Madison Country, Oneida Nation of New York, U.S. Supreme Court
Around 9:35 a.m. Tuesday, the U.S. Supreme Court case Madison County v. Oneida Indian Nation of New York was discussed briefly.
Rather than accept or reject the case, the High Court asked for the views of Solicitor General Donald Verrilli Jr. regarding specifics of the status of the tribe’s land. Court officials said that the opinion would come in the form of a written brief, and that there was no deadline set for its submission, nor was there a timetable set for when an opinion would be rendered in the matter. The solicitor general, oftenn called the counry’s lawyer, is a litigator in the United State Supreme Court who is at times asked to weigh in on cases that directly involve the federal government.
At the heart of the matter is whether a 300,000-acre Oneida reservation in New York still exists, neither disestablished nor diminished. The court’s ruling in the 2005 case, City of Sherrill v.
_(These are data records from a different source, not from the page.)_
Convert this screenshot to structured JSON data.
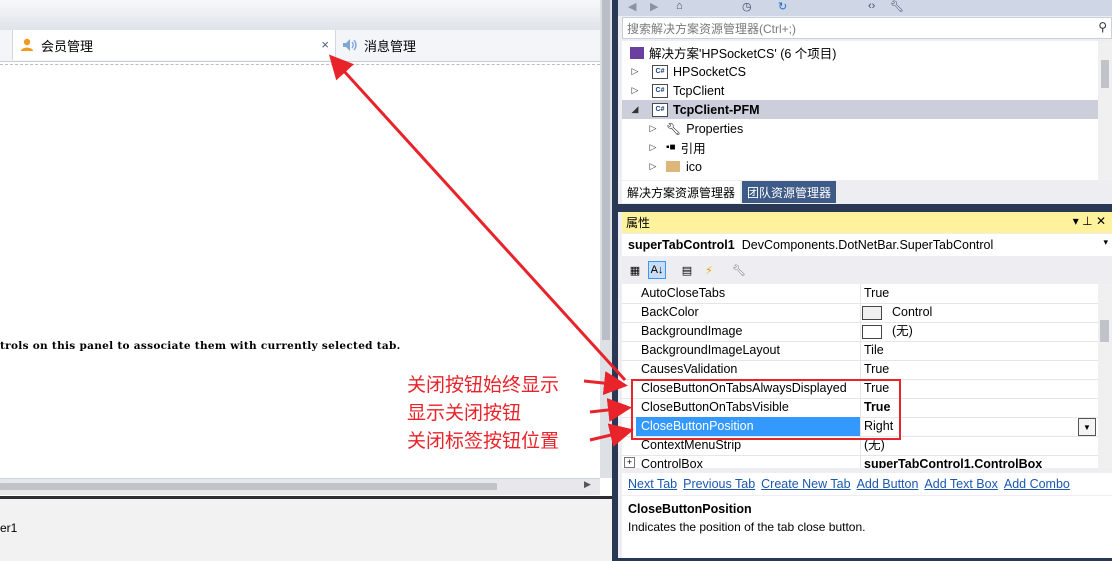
{
  "designer": {
    "tabs": [
      {
        "label": "会员管理",
        "close": "×"
      },
      {
        "label": "消息管理"
      }
    ],
    "hint_text": "trols on this panel to associate them with currently selected tab.",
    "tray_text": "er1"
  },
  "solution_explorer": {
    "search_placeholder": "搜索解决方案资源管理器(Ctrl+;)",
    "tree": [
      {
        "label": "解决方案'HPSocketCS' (6 个项目)",
        "kind": "solution"
      },
      {
        "label": "HPSocketCS",
        "kind": "project"
      },
      {
        "label": "TcpClient",
        "kind": "project"
      },
      {
        "label": "TcpClient-PFM",
        "kind": "project",
        "selected": true
      },
      {
        "label": "Properties",
        "kind": "properties"
      },
      {
        "label": "引用",
        "kind": "references"
      },
      {
        "label": "ico",
        "kind": "folder"
      }
    ],
    "tabs": [
      "解决方案资源管理器",
      "团队资源管理器"
    ]
  },
  "properties": {
    "title": "属性",
    "pin": "▾ ⊥ ✕",
    "object_name": "superTabControl1",
    "object_type": "DevComponents.DotNetBar.SuperTabControl",
    "rows": [
      {
        "name": "AutoCloseTabs",
        "value": "True"
      },
      {
        "name": "BackColor",
        "value": "Control",
        "swatch": true
      },
      {
        "name": "BackgroundImage",
        "value": "(无)",
        "swatch": true
      },
      {
        "name": "BackgroundImageLayout",
        "value": "Tile"
      },
      {
        "name": "CausesValidation",
        "value": "True"
      },
      {
        "name": "CloseButtonOnTabsAlwaysDisplayed",
        "value": "True"
      },
      {
        "name": "CloseButtonOnTabsVisible",
        "value": "True",
        "bold": true
      },
      {
        "name": "CloseButtonPosition",
        "value": "Right",
        "selected": true
      },
      {
        "name": "ContextMenuStrip",
        "value": "(无)"
      },
      {
        "name": "ControlBox",
        "value": "superTabControl1.ControlBox",
        "bold": true,
        "expandable": true
      }
    ],
    "commands": [
      "Next Tab",
      "Previous Tab",
      "Create New Tab",
      "Add Button",
      "Add Text Box",
      "Add Combo"
    ],
    "description_title": "CloseButtonPosition",
    "description_text": "Indicates the position of the tab close button."
  },
  "annotations": [
    "关闭按钮始终显示",
    "显示关闭按钮",
    "关闭标签按钮位置"
  ],
  "colors": {
    "annotation_red": "#e8232a",
    "selection_blue": "#3399ff",
    "properties_header": "#fff29d",
    "ide_frame": "#293955"
  }
}
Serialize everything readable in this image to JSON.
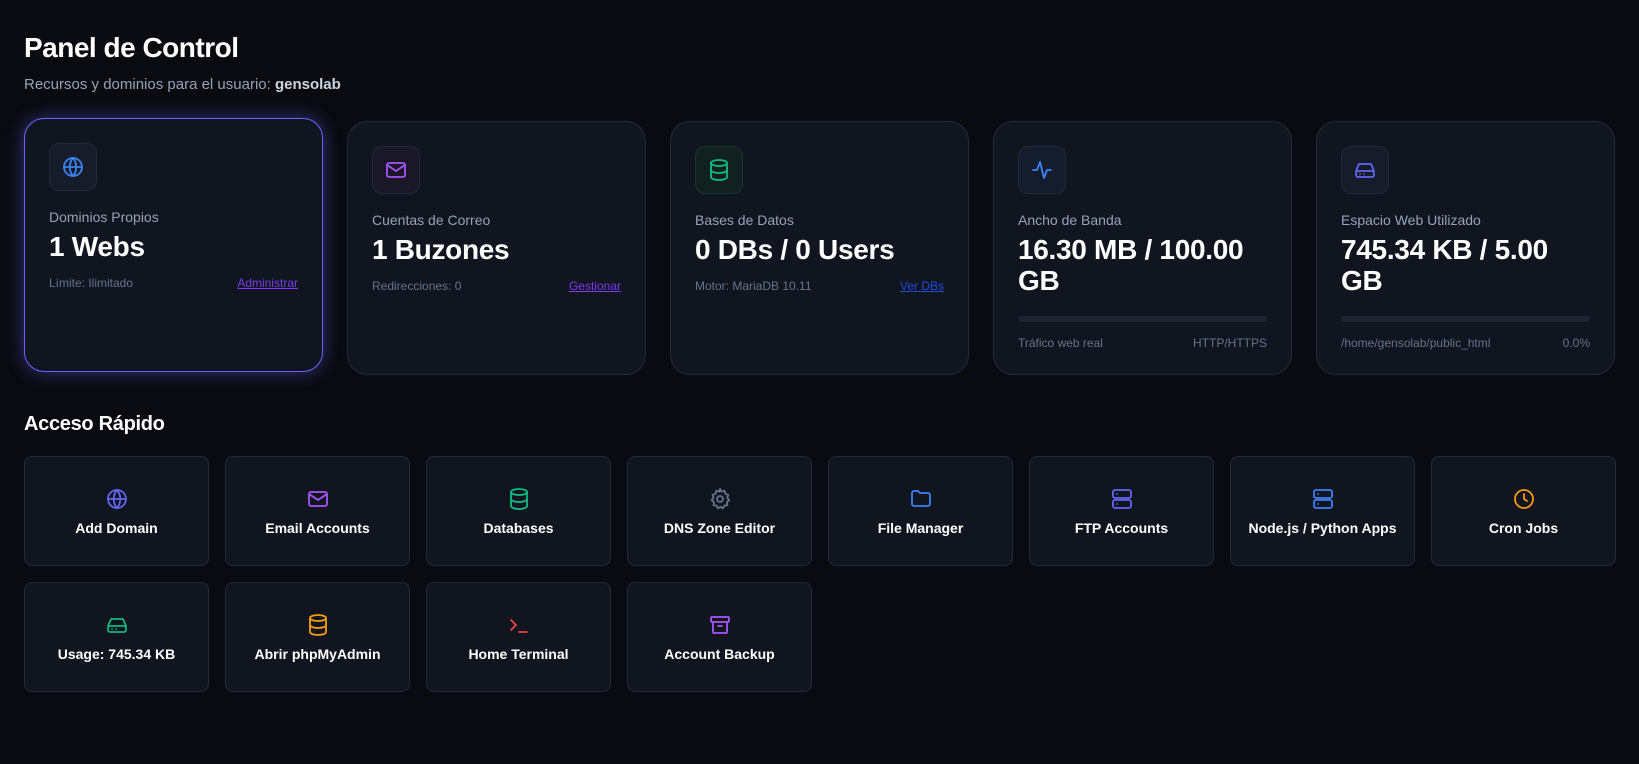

Oneida Indian Nation of New York, found that the Oneida Indian Nation of New York couldn’t exercise sovereignty over lands it purchases in the ancient reservation area, and that land in the ancient reservation area has not been treated as an Indian reservation by the federal, state or local governments for nearly two centuries.
The solicitor general’s brief would move the court in a direction to clarify this for all parties.